Capgemini se montre défavorable aux appels européens de souveraineté sur le cloud et promeut des offres avec AWS, Microsoft et Google 


Les projets européens de souveraineté numérique, particulièrement pour le cloud et l’intelligence artificielle, ne suscitent pas que de l’enthousiasme. Outre les géants américains qui dominent le marché, certains de leurs partenaires européens semblent s’inquiéter tout autant des diverses initiatives de Bruxelles. Vendredi, le directeur général de Capgemini, Aiman Ezzat, a déploré les appels à une souveraineté technologique “absolue” en Europe, estimant que celle-ci ne pouvait exister. 

Les géants de la tech américains qui fournissent des services cloud comme Amazon Web Services (AWS), Google Cloud, Microsoft Azure ou encore IBM Cloud, appelés hyperscalers, contrôlent depuis des années entre 70 et 80% du marché en Europe.

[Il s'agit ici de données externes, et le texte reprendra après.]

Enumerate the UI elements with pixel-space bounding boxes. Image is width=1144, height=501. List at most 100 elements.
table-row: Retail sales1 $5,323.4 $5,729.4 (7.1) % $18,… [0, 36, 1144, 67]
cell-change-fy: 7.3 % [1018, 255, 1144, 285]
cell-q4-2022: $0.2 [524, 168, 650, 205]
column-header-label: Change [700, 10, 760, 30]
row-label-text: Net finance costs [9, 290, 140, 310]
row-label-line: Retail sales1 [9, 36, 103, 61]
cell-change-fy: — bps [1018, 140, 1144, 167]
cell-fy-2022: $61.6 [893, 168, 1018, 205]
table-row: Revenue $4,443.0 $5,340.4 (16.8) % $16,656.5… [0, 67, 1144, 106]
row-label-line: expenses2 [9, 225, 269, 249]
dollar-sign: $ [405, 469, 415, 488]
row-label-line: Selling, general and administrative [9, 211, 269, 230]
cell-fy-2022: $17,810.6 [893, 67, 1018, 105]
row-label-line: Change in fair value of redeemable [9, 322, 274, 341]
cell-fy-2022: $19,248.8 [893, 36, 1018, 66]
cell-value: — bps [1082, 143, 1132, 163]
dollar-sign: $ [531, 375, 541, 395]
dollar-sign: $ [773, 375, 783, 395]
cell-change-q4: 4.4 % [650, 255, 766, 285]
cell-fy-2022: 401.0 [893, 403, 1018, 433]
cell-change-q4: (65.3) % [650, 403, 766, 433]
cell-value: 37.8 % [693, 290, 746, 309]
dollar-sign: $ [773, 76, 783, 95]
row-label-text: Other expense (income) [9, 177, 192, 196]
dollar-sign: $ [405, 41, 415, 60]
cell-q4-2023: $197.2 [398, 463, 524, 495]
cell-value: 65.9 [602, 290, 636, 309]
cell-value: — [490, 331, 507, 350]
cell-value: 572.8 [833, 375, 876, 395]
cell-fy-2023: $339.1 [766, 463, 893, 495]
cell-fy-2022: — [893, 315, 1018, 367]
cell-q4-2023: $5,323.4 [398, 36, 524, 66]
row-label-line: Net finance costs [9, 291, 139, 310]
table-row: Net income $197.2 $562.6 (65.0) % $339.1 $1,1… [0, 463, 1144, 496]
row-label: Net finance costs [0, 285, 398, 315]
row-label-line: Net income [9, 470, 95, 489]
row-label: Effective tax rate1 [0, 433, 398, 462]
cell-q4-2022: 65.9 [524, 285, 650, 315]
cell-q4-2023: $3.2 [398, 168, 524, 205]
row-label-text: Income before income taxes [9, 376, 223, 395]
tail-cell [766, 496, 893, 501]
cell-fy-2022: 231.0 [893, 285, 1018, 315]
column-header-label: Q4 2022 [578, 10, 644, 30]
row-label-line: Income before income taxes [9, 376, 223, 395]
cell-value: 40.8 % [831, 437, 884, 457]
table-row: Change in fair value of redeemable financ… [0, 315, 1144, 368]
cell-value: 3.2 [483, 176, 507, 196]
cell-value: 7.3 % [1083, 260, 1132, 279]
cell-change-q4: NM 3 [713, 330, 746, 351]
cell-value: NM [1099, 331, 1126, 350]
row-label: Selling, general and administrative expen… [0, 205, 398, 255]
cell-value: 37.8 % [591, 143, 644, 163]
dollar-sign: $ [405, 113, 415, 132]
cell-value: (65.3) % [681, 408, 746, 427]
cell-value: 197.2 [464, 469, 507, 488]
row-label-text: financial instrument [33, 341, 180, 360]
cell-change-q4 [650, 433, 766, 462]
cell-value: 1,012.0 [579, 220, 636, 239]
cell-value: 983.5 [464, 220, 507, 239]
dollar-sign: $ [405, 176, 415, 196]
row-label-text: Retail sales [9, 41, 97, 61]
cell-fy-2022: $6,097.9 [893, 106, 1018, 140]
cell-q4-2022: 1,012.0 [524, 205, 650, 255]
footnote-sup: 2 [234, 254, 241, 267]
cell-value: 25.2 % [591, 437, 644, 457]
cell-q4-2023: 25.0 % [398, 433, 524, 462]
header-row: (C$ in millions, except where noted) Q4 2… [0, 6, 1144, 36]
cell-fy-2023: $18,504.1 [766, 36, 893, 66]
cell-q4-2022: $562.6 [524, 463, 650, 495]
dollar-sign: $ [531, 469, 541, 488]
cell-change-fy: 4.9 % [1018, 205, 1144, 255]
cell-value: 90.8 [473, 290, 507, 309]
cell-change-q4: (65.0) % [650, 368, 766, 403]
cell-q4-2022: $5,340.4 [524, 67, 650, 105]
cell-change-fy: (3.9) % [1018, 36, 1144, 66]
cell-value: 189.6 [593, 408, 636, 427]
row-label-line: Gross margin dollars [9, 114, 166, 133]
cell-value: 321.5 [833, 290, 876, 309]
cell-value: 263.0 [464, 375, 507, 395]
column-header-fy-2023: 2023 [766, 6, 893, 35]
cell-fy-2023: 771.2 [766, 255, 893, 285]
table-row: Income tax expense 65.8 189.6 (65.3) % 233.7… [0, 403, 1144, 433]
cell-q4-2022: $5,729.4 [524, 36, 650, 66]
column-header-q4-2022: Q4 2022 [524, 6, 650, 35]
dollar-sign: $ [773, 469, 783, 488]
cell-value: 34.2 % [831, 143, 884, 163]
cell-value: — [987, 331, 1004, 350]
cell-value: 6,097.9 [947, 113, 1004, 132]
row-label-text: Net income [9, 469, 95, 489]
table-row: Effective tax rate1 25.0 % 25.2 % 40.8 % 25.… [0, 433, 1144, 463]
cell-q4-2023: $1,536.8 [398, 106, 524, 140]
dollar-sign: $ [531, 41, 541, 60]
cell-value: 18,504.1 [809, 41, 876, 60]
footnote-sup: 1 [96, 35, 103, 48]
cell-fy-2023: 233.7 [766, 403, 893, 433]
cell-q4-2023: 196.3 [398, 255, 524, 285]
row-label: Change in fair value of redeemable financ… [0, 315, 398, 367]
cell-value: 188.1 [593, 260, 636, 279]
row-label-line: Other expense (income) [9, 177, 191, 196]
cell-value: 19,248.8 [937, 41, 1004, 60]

Les tensions géopolitiques comme la guerre en Ukraine, les restrictions sur les semi-conducteurs ou encore les risques de représailles de la part de Washington, liées aux amendes prononcées contre les géants US de la tech, ont poussé Bruxelles à prendre conscience des risques qui planent sur ses données, voire ses opérations, ses institutions étant elles-mêmes utilisatrices des services de Microsoft ou Amazon. 

Une “souveraineté absolue n’existe pas”

Ces dernières années, les GAFAM ont multiplié la création de datacenters en Europe, comme en Irlande, en Suède ou au Danemark. Mais ceux-ci sont toujours contrôlés par les sociétés américaines et sont soumis à une juridiction US, à savoir le Cloud ACT.  

Pour se dégager de cette dépendance, l’UE a lancé en 2025 le programme Digital Europe Programme 2025-2027, dont une partie du budget est allouée au déploiement de technologies critiques comme le supercalcul et l’IA souveraine. L’UE souhaite, à terme, pouvoir conserver ses données en Europe en finançant des infrastructures locales. Début janvier, l’Union a annoncé le programme « European Open Digital Ecosystems, une initiative visant à bâtir des écosystèmes numériques ouverts basés sur l’open source en cloud, IA et cybersécurité. 

Le discours de Bruxelles ainsi que ses initiatives ont fait réagir les géants US de la tech, à l’instar d’Amazon qui a lancé une offre de “cloud souverain” à destination de l’UE, tandis que Google a opté pour un discours alarmant, affirmant qu’une réduction de la dépendance aux groupes américains “compromettait la dynamique économique” du Vieux continent. “Ériger des murs qui rendent plus difficile l’accès à certaines des meilleures technologies au monde serait en réalité contre-productif”, a déclaré le directeur juridique de Google, Kent Walker. 

Vendredi dernier, le directeur général Aiman Ezzat reprenait un discours défavorable aux initiatives européennes et commentait cette volonté de Bruxelles de s’émanciper de sa dépendance technologique. « La souveraineté absolue n’existe pas », a-t-il déclaré lors d’une conférence de presse après la publication des résultats. « Personne ne l’a, parce que personne n’a la souveraineté sur l’ensemble de la chaîne de valeur nécessaire pour fournir des services”, a-t-il expliqué.

Affirmant que la Commission européenne partageait son point de vue, il a schématisé l’autonomie numérique en quatre piliers: la data, les opérations, la réglementation et la technologie. Et si Bruxelles jouit déjà de son indépendance sur les trois premiers aspects, “la domination des Américains” complique l’accès à une indépendance totale, notamment au niveau technologique. 

Capgemini renforce ses partenariats avec le cloud US

Les nations européennes, poursuit-il, devraient chercher « la bonne solution de souveraineté basée sur le cas d’utilisation, l’environnement du client, le gouvernement ».

Deux jours avant cette déclaration, le fleuron français, qui compte des sociétés américaines parmi ses plus proches partenaires, a annoncé le renforcement de son partenariat stratégique avec Microsoft, visant à “proposer un modèle de services cloud souverains”. D’autres partenariats liant également Capgemini à AWS et Google pour des offres similaires ont été renforcés cette même semaine. 

En janvier, Capgemini s’est retrouvée au cœur d’une polémique impliquant ses activités aux États-Unis. La société française a remporté un contrat de plusieurs centaines de millions de dollars avec l’ICE, la police controversée de l’immigration, pour des prestations de “skip-tracing”, autrement dit des prestations de localisation de migrants. Aiman Ezzat a affirmé que la direction parisienne ignorait tout de ses activités tandis que de nombreux ministres ont rappelé à l’ordre le groupe, qui a essuyé des critiques de la part des syndicats et de ses salariés. Au début du mois de février, Capgemini a annoncé la mise en vente de sa filiale américaine.